Wray noted that while racist violence has generally been categorized as a domestic terrorist threat, increasingly perpetrators appear to be drawing inspiration, often through social media, from people in foreign countries who have carried out their own terrorist attacks. .
In the recent Buffalo supermarket shooting in which a young white man allegedly targeted black shoppers in a supermarket, the suspect’s handwriting showed his admiration for a 2019 gunman who killed 51 people at mosques in Christchurch, New Zealand.
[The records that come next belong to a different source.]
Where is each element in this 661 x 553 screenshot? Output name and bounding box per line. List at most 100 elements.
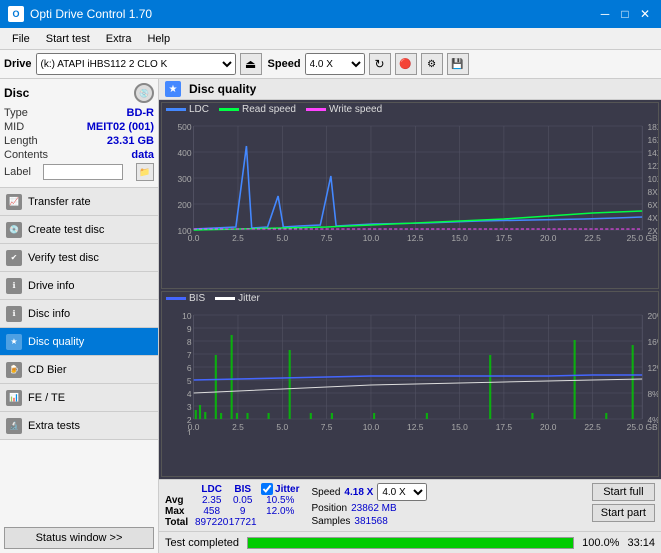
total-ldc: 897220 (195, 517, 228, 528)
fe-te-icon: 📊 (6, 390, 22, 406)
status-time: 33:14 (627, 537, 655, 549)
disc-mid-row: MID MEIT02 (001) (4, 121, 154, 133)
start-full-button[interactable]: Start full (592, 483, 655, 501)
app-title: Opti Drive Control 1.70 (30, 7, 152, 21)
svg-text:200: 200 (177, 201, 192, 210)
titlebar: O Opti Drive Control 1.70 ─ □ ✕ (0, 0, 661, 28)
speed-row: Speed 4.18 X 4.0 X (312, 483, 428, 501)
svg-text:10.0: 10.0 (363, 234, 380, 243)
menu-start-test[interactable]: Start test (38, 31, 98, 47)
svg-text:16X: 16X (647, 136, 658, 145)
charts-area: LDC Read speed Write speed (159, 100, 661, 479)
svg-text:8: 8 (187, 338, 192, 347)
position-value: 23862 MB (351, 503, 397, 514)
max-label: Max (165, 506, 195, 517)
nav-disc-info[interactable]: ℹ Disc info (0, 300, 158, 328)
nav-extra-tests[interactable]: 🔬 Extra tests (0, 412, 158, 440)
svg-text:17.5: 17.5 (496, 423, 513, 432)
nav-transfer-rate[interactable]: 📈 Transfer rate (0, 188, 158, 216)
samples-label: Samples (312, 516, 351, 527)
disc-length-value: 23.31 GB (107, 135, 154, 147)
legend-bis: BIS (166, 293, 205, 304)
nav-disc-quality[interactable]: ★ Disc quality (0, 328, 158, 356)
svg-text:7.5: 7.5 (321, 234, 333, 243)
close-button[interactable]: ✕ (637, 7, 653, 21)
save-button[interactable]: 💾 (447, 53, 469, 75)
maximize-button[interactable]: □ (617, 7, 633, 21)
jitter-checkbox[interactable] (261, 483, 273, 495)
speed-dropdown[interactable]: 4.0 X (305, 53, 365, 75)
top-chart-legend: LDC Read speed Write speed (162, 103, 658, 116)
svg-text:10: 10 (182, 312, 192, 321)
svg-text:22.5: 22.5 (584, 234, 601, 243)
nav-create-test-disc-label: Create test disc (28, 224, 104, 236)
ldc-color (166, 108, 186, 111)
main-layout: Disc 💿 Type BD-R MID MEIT02 (001) Length… (0, 79, 661, 553)
disc-info-icon: ℹ (6, 306, 22, 322)
nav-create-test-disc[interactable]: 💿 Create test disc (0, 216, 158, 244)
left-panel: Disc 💿 Type BD-R MID MEIT02 (001) Length… (0, 79, 159, 553)
extra-tests-icon: 🔬 (6, 418, 22, 434)
nav-fe-te-label: FE / TE (28, 392, 65, 404)
jitter-checkbox-row: Jitter (261, 483, 299, 495)
avg-label: Avg (165, 495, 195, 506)
disc-quality-title: Disc quality (189, 82, 256, 96)
eject-button[interactable]: ⏏ (240, 53, 262, 75)
svg-text:25.0 GB: 25.0 GB (627, 423, 658, 432)
speed-stat-dropdown[interactable]: 4.0 X (377, 483, 427, 501)
legend-jitter-label: Jitter (238, 293, 260, 304)
nav-disc-info-label: Disc info (28, 308, 70, 320)
legend-read-label: Read speed (242, 104, 296, 115)
speed-section: Speed 4.0 X ↻ 🔴 ⚙ 💾 (268, 53, 469, 75)
svg-text:5: 5 (187, 377, 192, 386)
stats-table: LDC BIS Jitter Avg 2.35 (165, 483, 304, 528)
max-jitter: 12.0% (257, 506, 303, 517)
disc-type-value: BD-R (127, 107, 155, 119)
settings-button[interactable]: ⚙ (421, 53, 443, 75)
svg-text:500: 500 (177, 123, 192, 132)
verify-test-disc-icon: ✔ (6, 250, 22, 266)
nav-disc-quality-label: Disc quality (28, 336, 84, 348)
drive-dropdown[interactable]: (k:) ATAPI iHBS112 2 CLO K (36, 53, 236, 75)
status-text: Test completed (165, 537, 239, 549)
svg-text:16%: 16% (647, 338, 658, 347)
total-bis: 17721 (228, 517, 257, 528)
disc-contents-row: Contents data (4, 149, 154, 161)
svg-text:22.5: 22.5 (584, 423, 601, 432)
nav-drive-info[interactable]: ℹ Drive info (0, 272, 158, 300)
write-color (306, 108, 326, 111)
menu-help[interactable]: Help (139, 31, 178, 47)
burn-button[interactable]: 🔴 (395, 53, 417, 75)
menu-file[interactable]: File (4, 31, 38, 47)
disc-contents-label: Contents (4, 149, 48, 161)
disc-type-row: Type BD-R (4, 107, 154, 119)
svg-text:8%: 8% (647, 390, 658, 399)
start-part-button[interactable]: Start part (592, 504, 655, 522)
nav-verify-test-disc[interactable]: ✔ Verify test disc (0, 244, 158, 272)
position-label: Position (312, 503, 348, 514)
disc-quality-icon-header: ★ (165, 81, 181, 97)
disc-label-input[interactable] (43, 164, 123, 180)
nav-cd-bier[interactable]: 🍺 CD Bier (0, 356, 158, 384)
disc-mid-label: MID (4, 121, 24, 133)
avg-ldc: 2.35 (195, 495, 228, 506)
svg-text:15.0: 15.0 (451, 423, 468, 432)
avg-bis: 0.05 (228, 495, 257, 506)
svg-text:5.0: 5.0 (276, 423, 288, 432)
nav-verify-test-disc-label: Verify test disc (28, 252, 99, 264)
speed-refresh-button[interactable]: ↻ (369, 53, 391, 75)
svg-text:8X: 8X (647, 188, 658, 197)
legend-read: Read speed (219, 104, 296, 115)
menu-extra[interactable]: Extra (98, 31, 140, 47)
avg-row: Avg 2.35 0.05 10.5% (165, 495, 304, 506)
nav-fe-te[interactable]: 📊 FE / TE (0, 384, 158, 412)
status-window-button[interactable]: Status window >> (4, 527, 154, 549)
disc-label-browse[interactable]: 📁 (136, 163, 154, 181)
svg-text:20%: 20% (647, 312, 658, 321)
speed-label: Speed (268, 58, 301, 70)
minimize-button[interactable]: ─ (597, 7, 613, 21)
svg-text:3: 3 (187, 403, 192, 412)
svg-text:9: 9 (187, 325, 192, 334)
speed-stat-value: 4.18 X (344, 487, 373, 498)
nav-extra-tests-label: Extra tests (28, 420, 80, 432)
Another frequent inspiration for such attacks is a 2011 shooting in Oslo by a far-right extremist that killed 77 people.
“You have people who may not be conspiring or colluding, but actually inspiring or encouraging each other,” Wray said. “You can see that, for example, with the attack in New Zealand, the attack in Norway, in a certain sense you see an attack in the United States that inspires someone else to attack elsewhere.”
These inspiring international connections mean the FBI and MI5 must constantly “compare notes on what they see”, the FBI director said.
The two security chiefs spoke to reporters as Wray wrapped up several days of meetings in London with various law enforcement and intelligence officials in the UK.
On Wednesday, Wray and McCallum delivered rare joint speeches to sound the alarm to British business circles about the danger Chinese hacking and covert influence operations pose to the long-term interests of Western businesses.
McCallum said the Chinese spying issue is high on the agenda of the intelligence-sharing alliance known as the Five Eyes, which includes the US, UK, Canada , Australia and New Zealand.